Die Chinesen treiben das Wachstum im Luxusgeschäft wieder nach oben. Das scheint positiv, doch es ist gefährlich für die gesamte Branche.
15.07.2018 - 17:20 Uhr Kommentieren
Nach schwächeren Jahren wächst das Geschäft mit dem Edlem und Teurem wieder deutlich – besonders wegen der hohen Nachfrage aus China. Quelle: Reuters
Louis Vuitton

Nach schwächeren Jahren wächst das Geschäft mit dem Edlem und Teurem wieder deutlich – besonders wegen der hohen Nachfrage aus China.

(Foto: Reuters)

Luxuskonzerne von Gucci bis Louis Vuitton jubeln: Das Geschäft mit Edlem und Teurem wächst wieder deutlich nach schwächeren Jahren. Und das haben die Marken vor allem chinesischen Kunden zu verdanken. Insbesondere immer mehr junge, von sozialen Medien geprägte Chinesen leisten sich etwas Besonderes.

So erfreulich der Trend für die Luxusbranche auch ist, er birgt eine große Gefahr: Die europäische Topliga der Modebranche macht sich zu stark von den chinesischen Käufern abhängig. Denn die Kauflust der aufstrebenden Mittel- und Oberschicht in der Volksrepublik ist nichts, worauf sie sich in den nächsten Jahren verlassen kann.

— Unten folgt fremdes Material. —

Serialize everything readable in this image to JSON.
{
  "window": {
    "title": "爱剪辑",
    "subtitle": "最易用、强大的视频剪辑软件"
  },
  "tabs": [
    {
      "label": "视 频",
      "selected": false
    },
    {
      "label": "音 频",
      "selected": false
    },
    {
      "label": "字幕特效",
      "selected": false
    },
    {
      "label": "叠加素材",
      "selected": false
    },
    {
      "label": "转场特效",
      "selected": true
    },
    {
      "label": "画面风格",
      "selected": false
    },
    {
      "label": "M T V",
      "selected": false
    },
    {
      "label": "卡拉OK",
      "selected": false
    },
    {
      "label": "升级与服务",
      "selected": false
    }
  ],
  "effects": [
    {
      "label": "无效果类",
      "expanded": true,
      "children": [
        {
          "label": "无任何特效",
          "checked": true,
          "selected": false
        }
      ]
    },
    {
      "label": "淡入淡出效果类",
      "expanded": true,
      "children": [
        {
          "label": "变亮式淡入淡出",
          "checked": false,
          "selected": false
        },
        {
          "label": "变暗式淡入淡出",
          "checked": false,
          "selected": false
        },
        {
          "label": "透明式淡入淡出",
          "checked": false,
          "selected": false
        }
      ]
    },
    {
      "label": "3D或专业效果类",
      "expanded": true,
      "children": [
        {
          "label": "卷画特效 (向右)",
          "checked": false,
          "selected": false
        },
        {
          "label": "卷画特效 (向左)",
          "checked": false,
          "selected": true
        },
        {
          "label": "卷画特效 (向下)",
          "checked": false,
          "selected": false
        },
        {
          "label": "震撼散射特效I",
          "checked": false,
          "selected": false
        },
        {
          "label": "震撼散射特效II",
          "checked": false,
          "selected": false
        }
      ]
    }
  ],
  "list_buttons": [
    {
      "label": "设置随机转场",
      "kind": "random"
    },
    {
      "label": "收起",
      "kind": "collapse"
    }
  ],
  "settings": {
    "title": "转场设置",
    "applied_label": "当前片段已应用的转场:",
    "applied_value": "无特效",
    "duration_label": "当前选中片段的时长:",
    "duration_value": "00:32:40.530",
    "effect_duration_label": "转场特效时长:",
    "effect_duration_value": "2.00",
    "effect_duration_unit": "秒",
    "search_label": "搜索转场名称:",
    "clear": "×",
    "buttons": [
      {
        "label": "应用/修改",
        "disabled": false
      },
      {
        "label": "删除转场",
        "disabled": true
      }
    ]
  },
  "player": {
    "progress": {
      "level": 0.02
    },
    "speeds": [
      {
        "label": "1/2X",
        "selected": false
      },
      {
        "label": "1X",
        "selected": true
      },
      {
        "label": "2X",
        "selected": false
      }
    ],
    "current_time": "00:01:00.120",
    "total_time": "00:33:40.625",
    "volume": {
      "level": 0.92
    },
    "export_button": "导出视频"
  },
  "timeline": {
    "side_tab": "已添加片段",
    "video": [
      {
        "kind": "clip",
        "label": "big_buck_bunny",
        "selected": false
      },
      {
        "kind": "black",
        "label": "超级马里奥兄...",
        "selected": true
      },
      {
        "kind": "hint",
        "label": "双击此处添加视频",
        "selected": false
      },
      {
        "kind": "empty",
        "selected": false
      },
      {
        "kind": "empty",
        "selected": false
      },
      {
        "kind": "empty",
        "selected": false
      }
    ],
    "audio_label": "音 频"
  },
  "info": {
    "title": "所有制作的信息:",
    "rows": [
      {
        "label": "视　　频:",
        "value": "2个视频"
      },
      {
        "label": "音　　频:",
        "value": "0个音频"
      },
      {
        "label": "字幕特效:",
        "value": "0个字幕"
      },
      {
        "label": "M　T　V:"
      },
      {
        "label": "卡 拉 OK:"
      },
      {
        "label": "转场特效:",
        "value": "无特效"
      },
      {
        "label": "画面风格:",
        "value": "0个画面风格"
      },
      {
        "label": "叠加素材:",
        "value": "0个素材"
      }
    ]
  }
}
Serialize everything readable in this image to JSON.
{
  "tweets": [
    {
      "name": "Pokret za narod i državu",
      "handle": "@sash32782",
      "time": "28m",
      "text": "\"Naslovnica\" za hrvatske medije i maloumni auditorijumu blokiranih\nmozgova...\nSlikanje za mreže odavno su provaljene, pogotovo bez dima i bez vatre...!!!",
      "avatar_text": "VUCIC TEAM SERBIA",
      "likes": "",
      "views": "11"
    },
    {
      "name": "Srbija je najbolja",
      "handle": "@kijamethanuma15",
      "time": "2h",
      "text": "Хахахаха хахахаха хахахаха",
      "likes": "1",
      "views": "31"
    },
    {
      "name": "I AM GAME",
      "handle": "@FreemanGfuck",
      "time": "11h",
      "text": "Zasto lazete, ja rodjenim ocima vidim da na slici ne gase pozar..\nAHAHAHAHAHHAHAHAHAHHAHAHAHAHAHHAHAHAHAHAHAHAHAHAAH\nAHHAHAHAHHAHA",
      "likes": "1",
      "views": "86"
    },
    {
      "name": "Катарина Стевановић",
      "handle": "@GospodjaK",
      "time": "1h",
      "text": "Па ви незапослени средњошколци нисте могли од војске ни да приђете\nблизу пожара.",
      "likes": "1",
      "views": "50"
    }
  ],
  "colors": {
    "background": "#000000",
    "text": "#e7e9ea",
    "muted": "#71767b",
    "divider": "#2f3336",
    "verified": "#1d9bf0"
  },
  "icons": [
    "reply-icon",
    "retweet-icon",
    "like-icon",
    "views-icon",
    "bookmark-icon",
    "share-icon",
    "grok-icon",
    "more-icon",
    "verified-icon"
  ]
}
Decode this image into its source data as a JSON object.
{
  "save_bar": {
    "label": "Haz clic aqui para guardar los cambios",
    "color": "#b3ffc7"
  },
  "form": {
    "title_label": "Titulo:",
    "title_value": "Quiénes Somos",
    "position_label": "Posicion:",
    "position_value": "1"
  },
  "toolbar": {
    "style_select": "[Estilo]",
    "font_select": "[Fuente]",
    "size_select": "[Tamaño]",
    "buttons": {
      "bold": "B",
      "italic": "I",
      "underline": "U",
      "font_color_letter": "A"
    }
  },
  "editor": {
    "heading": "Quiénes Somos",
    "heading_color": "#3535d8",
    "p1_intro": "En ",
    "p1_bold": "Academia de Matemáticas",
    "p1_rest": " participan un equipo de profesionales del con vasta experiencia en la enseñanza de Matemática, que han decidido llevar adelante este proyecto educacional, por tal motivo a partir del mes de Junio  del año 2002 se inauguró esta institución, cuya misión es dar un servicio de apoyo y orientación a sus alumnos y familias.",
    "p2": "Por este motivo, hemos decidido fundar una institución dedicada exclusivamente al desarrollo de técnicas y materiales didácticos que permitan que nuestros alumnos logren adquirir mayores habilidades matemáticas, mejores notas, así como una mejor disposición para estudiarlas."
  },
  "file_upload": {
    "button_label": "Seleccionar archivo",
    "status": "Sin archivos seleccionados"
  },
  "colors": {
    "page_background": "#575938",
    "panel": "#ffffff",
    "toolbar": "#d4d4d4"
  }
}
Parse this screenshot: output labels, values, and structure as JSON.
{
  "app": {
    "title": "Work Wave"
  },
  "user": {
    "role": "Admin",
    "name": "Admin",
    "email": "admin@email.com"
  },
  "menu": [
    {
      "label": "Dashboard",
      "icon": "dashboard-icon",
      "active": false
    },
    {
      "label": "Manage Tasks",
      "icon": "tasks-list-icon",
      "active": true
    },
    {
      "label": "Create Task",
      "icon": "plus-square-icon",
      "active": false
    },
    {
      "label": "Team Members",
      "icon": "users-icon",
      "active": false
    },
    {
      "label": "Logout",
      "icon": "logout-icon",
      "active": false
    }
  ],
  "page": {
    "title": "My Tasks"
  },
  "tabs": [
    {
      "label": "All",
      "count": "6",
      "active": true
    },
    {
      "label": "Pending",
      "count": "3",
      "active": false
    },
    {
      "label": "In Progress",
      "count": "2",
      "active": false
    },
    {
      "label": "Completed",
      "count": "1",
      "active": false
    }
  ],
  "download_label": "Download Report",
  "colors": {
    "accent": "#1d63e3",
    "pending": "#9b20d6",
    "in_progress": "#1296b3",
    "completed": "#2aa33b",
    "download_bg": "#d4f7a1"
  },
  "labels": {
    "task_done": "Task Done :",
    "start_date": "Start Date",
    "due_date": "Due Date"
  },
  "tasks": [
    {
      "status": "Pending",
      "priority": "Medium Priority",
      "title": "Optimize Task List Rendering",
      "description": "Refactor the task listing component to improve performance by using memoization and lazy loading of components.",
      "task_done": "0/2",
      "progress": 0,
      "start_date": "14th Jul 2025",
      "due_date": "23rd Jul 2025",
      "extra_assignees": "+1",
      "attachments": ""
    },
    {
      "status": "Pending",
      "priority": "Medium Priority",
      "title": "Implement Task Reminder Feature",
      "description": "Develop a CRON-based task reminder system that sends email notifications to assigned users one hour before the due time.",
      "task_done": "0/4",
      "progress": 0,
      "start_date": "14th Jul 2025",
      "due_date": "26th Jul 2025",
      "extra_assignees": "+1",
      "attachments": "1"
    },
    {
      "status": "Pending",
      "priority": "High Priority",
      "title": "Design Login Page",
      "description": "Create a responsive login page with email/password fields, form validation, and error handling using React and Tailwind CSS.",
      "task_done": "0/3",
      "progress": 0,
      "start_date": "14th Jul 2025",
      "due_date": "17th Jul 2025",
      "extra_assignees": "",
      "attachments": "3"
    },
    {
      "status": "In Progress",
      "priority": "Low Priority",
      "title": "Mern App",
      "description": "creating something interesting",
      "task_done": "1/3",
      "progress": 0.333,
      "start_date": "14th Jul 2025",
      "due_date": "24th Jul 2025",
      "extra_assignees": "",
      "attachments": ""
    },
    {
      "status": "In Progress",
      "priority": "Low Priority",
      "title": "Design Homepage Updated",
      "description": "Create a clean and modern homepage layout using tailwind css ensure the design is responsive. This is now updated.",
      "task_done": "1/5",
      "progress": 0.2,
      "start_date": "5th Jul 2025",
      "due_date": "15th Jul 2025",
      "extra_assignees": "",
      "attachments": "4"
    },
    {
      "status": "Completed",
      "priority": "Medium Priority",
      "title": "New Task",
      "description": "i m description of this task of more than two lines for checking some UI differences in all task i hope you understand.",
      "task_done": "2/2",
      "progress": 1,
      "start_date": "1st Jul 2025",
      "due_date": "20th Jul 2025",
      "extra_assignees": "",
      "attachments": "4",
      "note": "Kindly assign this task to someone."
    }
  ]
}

Schon einmal haben Gucci & Co. erlebt, wie nach dem Anfangsboom vor ein paar Jahren die Nachfrage einbrach. Denn sie hatten bei den Preisen zu hoch gepokert. Als immer mehr Chinesen nach Europa reisten, entdeckten sie, dass dasselbe Kleid in Europa deutlich weniger kostete als in ihrem Heimatland. Viele Modekonzerne haben reagiert und ihre Preise in China auf europäisches Niveau gesenkt.

Aber das allein wird nicht reichen, um dauerhaft in der Luxusbranche erfolgreich zu sein. Es gibt viele Marken, die zu Konglomeraten wie Kering oder LVMH gehören und von diesen auf einen starken Wachstumskurs getrieben werden.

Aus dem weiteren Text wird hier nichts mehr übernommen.